= William Tobin (journalist) =

American journalist (1927–2009)

William Joseph Tobin (July 28, 1927 – April 5, 2009) was an American newspaper journalist, reporter and editor. Tobin was the first correspondent for The Associated Press to be based in Juneau, Alaska.

==Biography==

===Early life===
Tobin was born in Joplin, Missouri, on July 28, 1927. He received his bachelor's degree in journalism from Butler University in 1948.

===Career===
Tobin's career briefly began at the Indianapolis Star before he joined The Associated Press in 1948. His early work at the Associated Press included transfers from Indianapolis to AP bureaus in New York City and Louisville, Kentucky.

Tobin was transferred to Juneau, Alaska, in 1958, when he was 28 years old. In doing so, Tobin became the first Associated Press correspondent to be based in Juneau, the capital city of Alaska. In a statement released at the time of Tobin's posting in Juneau, Frank J. Starzel, the Associated Press' then general manager, stated, "This forward step reflects The Associated Press' recognition of the increased importance and growth of the territory."

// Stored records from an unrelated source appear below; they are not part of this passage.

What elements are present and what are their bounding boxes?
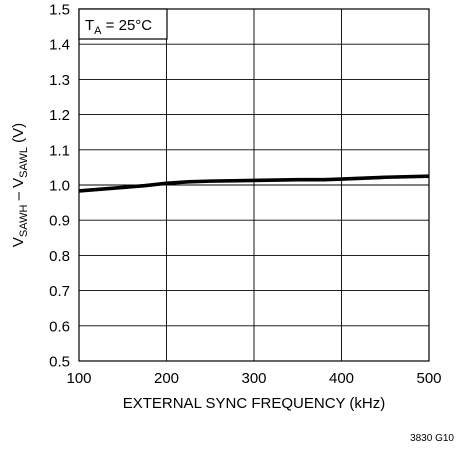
x-tick-label: 500 <box>416 370 441 387</box>
y-axis-title-part: SAWH <box>18 204 30 237</box>
y-tick-label: 1.4 <box>49 37 70 54</box>
series-line-0 <box>78 174 430 193</box>
series-layer <box>78 174 430 193</box>
y-tick-label: 0.5 <box>49 354 70 371</box>
x-tick-label: 100 <box>66 370 91 387</box>
y-tick-label: 1.5 <box>49 2 70 19</box>
y-tick-label: 1.1 <box>49 142 70 159</box>
plot-frame <box>78 8 430 362</box>
y-axis-title-part: – V <box>10 178 27 205</box>
y-axis-tick-labels: 0.5 0.6 0.7 0.8 0.9 1.0 1.1 1.2 1.3 1.4 1.5 <box>49 2 70 371</box>
y-axis-title-part: SAWL <box>18 147 30 178</box>
y-axis-title-part: V <box>10 237 27 247</box>
annotation-box-layer: TA = 25°C <box>78 8 168 40</box>
y-tick-label: 0.6 <box>49 318 70 335</box>
x-axis-title: EXTERNAL SYNC FREQUENCY (kHz) <box>123 395 386 412</box>
y-tick-label: 1.3 <box>49 72 70 89</box>
grid-layer <box>79 9 429 361</box>
condition-subscript: A <box>94 25 102 37</box>
y-axis-title: VSAWH – VSAWL (V) <box>10 123 30 247</box>
y-axis-title-part: (V) <box>10 123 27 147</box>
y-tick-label: 0.9 <box>49 213 70 230</box>
x-tick-label: 300 <box>241 370 266 387</box>
y-tick-label: 0.7 <box>49 283 70 300</box>
x-tick-label: 200 <box>154 370 179 387</box>
y-tick-label: 0.8 <box>49 248 70 265</box>
y-tick-label: 1.2 <box>49 107 70 124</box>
condition-label: TA = 25°C <box>85 17 152 37</box>
y-tick-label: 1.0 <box>49 178 70 195</box>
x-axis-tick-labels: 100 200 300 400 500 <box>66 370 441 387</box>
condition-box <box>78 8 168 40</box>
condition-suffix: = 25°C <box>102 17 153 34</box>
x-tick-label: 400 <box>329 370 354 387</box>
condition-prefix: T <box>85 17 94 34</box>
figure-code: 3830 G10 <box>410 433 454 444</box>
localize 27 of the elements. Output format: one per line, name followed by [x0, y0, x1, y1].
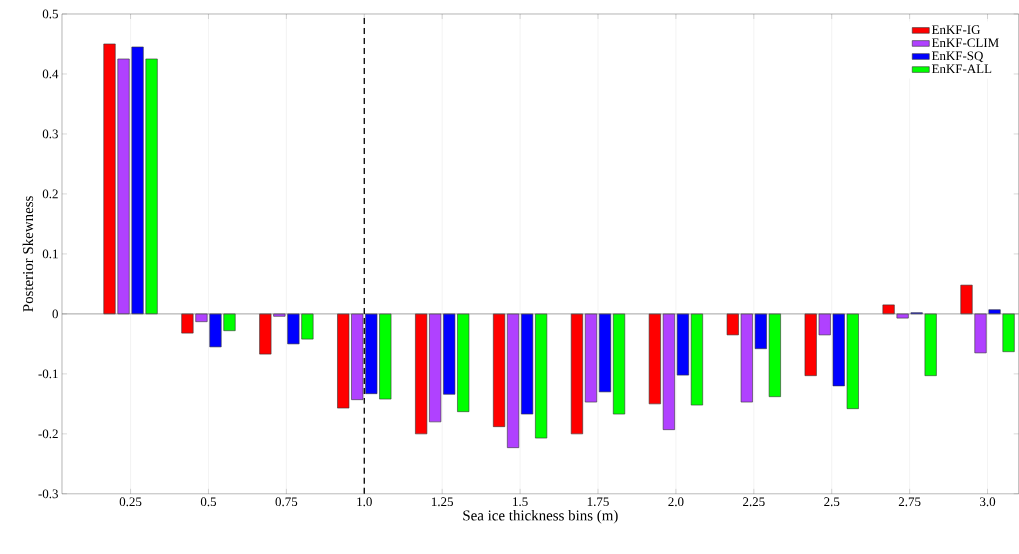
y-tick-label: -0.1 [38, 369, 58, 379]
y-axis-title: Posterior Skewness [22, 196, 34, 312]
x-tick-label: 3.0 [980, 497, 996, 507]
y-tick-label: -0.2 [38, 429, 58, 439]
x-tick-label: 0.75 [275, 497, 298, 507]
y-tick-label: 0 [52, 309, 58, 319]
x-tick-label: 2.5 [824, 497, 840, 507]
x-axis-title: Sea ice thickness bins (m) [463, 510, 618, 524]
x-tick-label: 1.25 [431, 497, 453, 507]
y-tick-label: 0.1 [42, 249, 58, 259]
y-tick-label: 0.5 [42, 9, 58, 19]
x-tick-label: 1.75 [587, 497, 609, 507]
y-tick-label: 0.2 [42, 189, 58, 199]
legend-label: EnKF-CLIM [931, 38, 999, 48]
x-tick-label: 2.75 [898, 497, 921, 507]
x-tick-label: 0.25 [119, 497, 142, 507]
x-tick-label: 1.5 [513, 497, 528, 507]
legend-label: EnKF-IG [931, 25, 981, 35]
y-tick-label: 0.3 [42, 129, 58, 139]
x-tick-label: 0.5 [200, 497, 217, 507]
legend-label: EnKF-SQ [931, 51, 984, 63]
x-tick-label: 2.0 [668, 497, 684, 507]
x-tick-label: 1.0 [357, 497, 372, 507]
y-tick-label: 0.4 [42, 69, 59, 79]
y-tick-label: -0.3 [38, 489, 58, 499]
x-tick-label: 2.25 [743, 497, 765, 507]
legend-label: EnKF-ALL [931, 64, 992, 74]
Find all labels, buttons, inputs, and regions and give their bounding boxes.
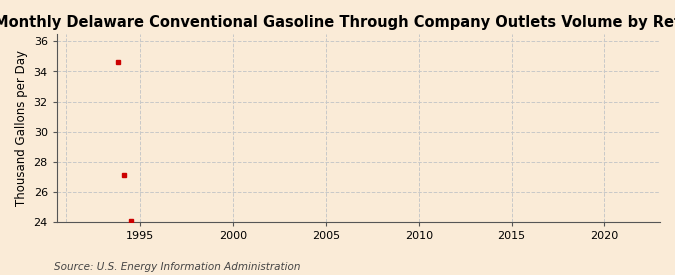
Text: Source: U.S. Energy Information Administration: Source: U.S. Energy Information Administ… xyxy=(54,262,300,272)
Y-axis label: Thousand Gallons per Day: Thousand Gallons per Day xyxy=(15,50,28,206)
Title: Monthly Delaware Conventional Gasoline Through Company Outlets Volume by Refiner: Monthly Delaware Conventional Gasoline T… xyxy=(0,15,675,30)
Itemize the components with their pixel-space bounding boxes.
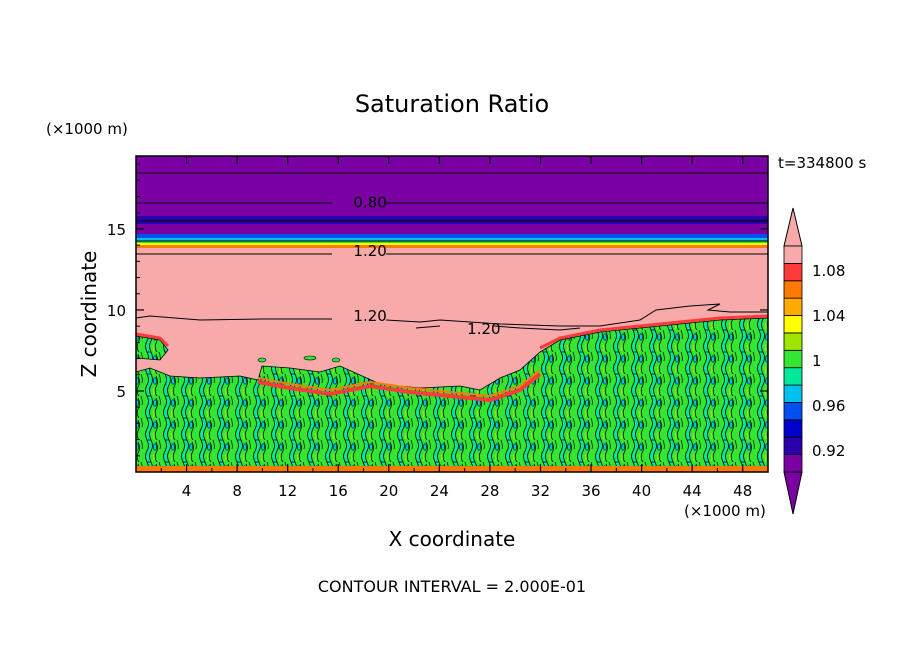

Tobin covered Alaska's transition from territory to state in 1959, which he later wrote was, "was a thrilling job for me." He covered the visit of Vice President Richard Nixon's 1958 visit to Alaska. He also accompanied then Senator John F. Kennedy's 1960 campaign stops through Alaska, during the first U.S. presidential election in which Alaskans could fully participate.

Tobin was promoted to the Associated Press' assistant bureau chief in Baltimore, Maryland, in 1960. He was transferred again one year later, this time becoming the bureau chief in Helena, Montana, in 1961.

By the early 1960s, Tobin, who was married with three sons at the time, was looking for a more permanent job and residence, where he could raise his family. Tobin called the owner of the Anchorage Times, Robert "Bob" Atwood in 1963 to inquire about any job prospects in Alaska. Atwood gave Tobin the position of managing editor at the newspaper. Tobin would later be promoted editor-in-chief and assistant publisher. Tobin remained with the Anchorage Times until the newspaper ceased publication in 1992.

Following the closure of the Anchorage Times, the owner of the Times began paying for a "daily conservative, half-page op-ed" piece in the rival Anchorage Daily News. The new op-ed space in the Anchorage Daily News was called the Voice of the Times. Tobin was the senior editor of the Voice of the Times from 1992 until the op-ed piece was discontinued in October 2008.

During his long career as an Alaskan journalist, Tobin covered the 1964 Alaska earthquake and its aftermath, the construction of the trans-Alaska pipeline and the discovery of oil in the Alaska North Slope. He also was on the boards of directors of c. 40 civic organizations at various times during his career.

===Death===
Bill Tobin was diagnosed with esophageal cancer in October 2008, the same month that the Voice of the Times ceased to be published in the Anchorage Daily News. Tobin died from the disease on April 5, 2009, at his home in Anchorage at the age of 81.

Tobin's funeral was held at the Cathedral of the Holy Family in Anchorage. He was survived by his wife of nearly 57 years, Marjorie, their three sons, Mike, Dave and Jim; and six grandchildren.